Time complexity of Uniform-cost search

Question

I am reading the book Artificial Intelligence: A Modern Approach. I came across this sentence describing the time complexity of uniform cost search:

Uniform-cost search is guided by path costs rather than depths, so its complexity is not easily characterized in terms of b and d. Instead, let C be the cost of the optimal solution, and assume that every action costs at least ε. Then the algorithm’s worst-case time and space complexity is O(b^(1+C/ε)), which can be much greater than b^d.

As to my understanding, C is the cost of the optimal solution, and every action costs at least ε, so that C/ε would be the number of steps taken to the destination.

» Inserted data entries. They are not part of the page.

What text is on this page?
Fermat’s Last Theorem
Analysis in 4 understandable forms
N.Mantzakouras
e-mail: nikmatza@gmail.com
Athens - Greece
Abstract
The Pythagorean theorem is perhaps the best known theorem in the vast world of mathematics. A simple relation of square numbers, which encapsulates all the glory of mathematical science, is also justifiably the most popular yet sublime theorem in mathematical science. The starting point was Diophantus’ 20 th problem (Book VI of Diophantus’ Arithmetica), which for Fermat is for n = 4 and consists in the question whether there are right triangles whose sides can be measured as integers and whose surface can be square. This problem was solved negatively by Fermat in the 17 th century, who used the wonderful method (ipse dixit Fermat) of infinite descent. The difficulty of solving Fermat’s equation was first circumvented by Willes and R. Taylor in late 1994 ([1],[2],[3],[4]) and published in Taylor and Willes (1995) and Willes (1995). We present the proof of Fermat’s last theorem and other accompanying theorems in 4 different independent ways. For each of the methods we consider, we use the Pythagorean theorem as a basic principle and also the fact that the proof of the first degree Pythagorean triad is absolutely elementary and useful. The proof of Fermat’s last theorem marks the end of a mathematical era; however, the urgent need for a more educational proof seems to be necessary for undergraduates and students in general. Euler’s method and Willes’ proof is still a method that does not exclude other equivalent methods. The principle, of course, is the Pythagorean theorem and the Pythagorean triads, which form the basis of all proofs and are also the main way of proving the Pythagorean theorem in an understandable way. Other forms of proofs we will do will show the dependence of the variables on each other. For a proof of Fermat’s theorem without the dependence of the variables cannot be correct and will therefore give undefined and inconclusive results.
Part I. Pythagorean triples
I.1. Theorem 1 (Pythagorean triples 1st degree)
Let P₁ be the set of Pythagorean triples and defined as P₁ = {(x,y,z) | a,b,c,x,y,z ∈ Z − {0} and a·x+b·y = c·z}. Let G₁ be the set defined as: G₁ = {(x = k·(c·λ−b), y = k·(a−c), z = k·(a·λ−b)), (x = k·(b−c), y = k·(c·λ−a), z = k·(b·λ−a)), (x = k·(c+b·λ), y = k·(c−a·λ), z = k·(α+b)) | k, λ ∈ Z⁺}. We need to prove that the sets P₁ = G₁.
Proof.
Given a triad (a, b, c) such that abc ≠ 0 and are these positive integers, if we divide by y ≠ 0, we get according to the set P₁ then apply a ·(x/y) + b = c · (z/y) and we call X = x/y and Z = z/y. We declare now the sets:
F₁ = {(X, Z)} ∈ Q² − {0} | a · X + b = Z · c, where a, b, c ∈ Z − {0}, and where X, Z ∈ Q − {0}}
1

But I don't know how the complexity is derived.

Answer 1

templatetypedef's answer is somewhat incorrect. The +1 has nothing to do with the fact that the starting depth is 0. If every step cost is at least ε > 0, and the cost of optimal solution is C, then the maximum depth of the optimal solution occurs at floor(C / ε). But the worst case time/space complexity is in fact O(b^{(1+floor(C/ε)}). The +1 arises because in UCS, we only check whether a node is a goal when we select it for expansion, and not when we generate it (this is to ensure optimality). So in the worst case, we could potentially generate the entire level of nodes that comes after the goal node's residing level (this explains the +1). In comparison, BFS applies the goal test when nodes are generated, so there is no corresponding +1 factor. This is a very important point that he missed.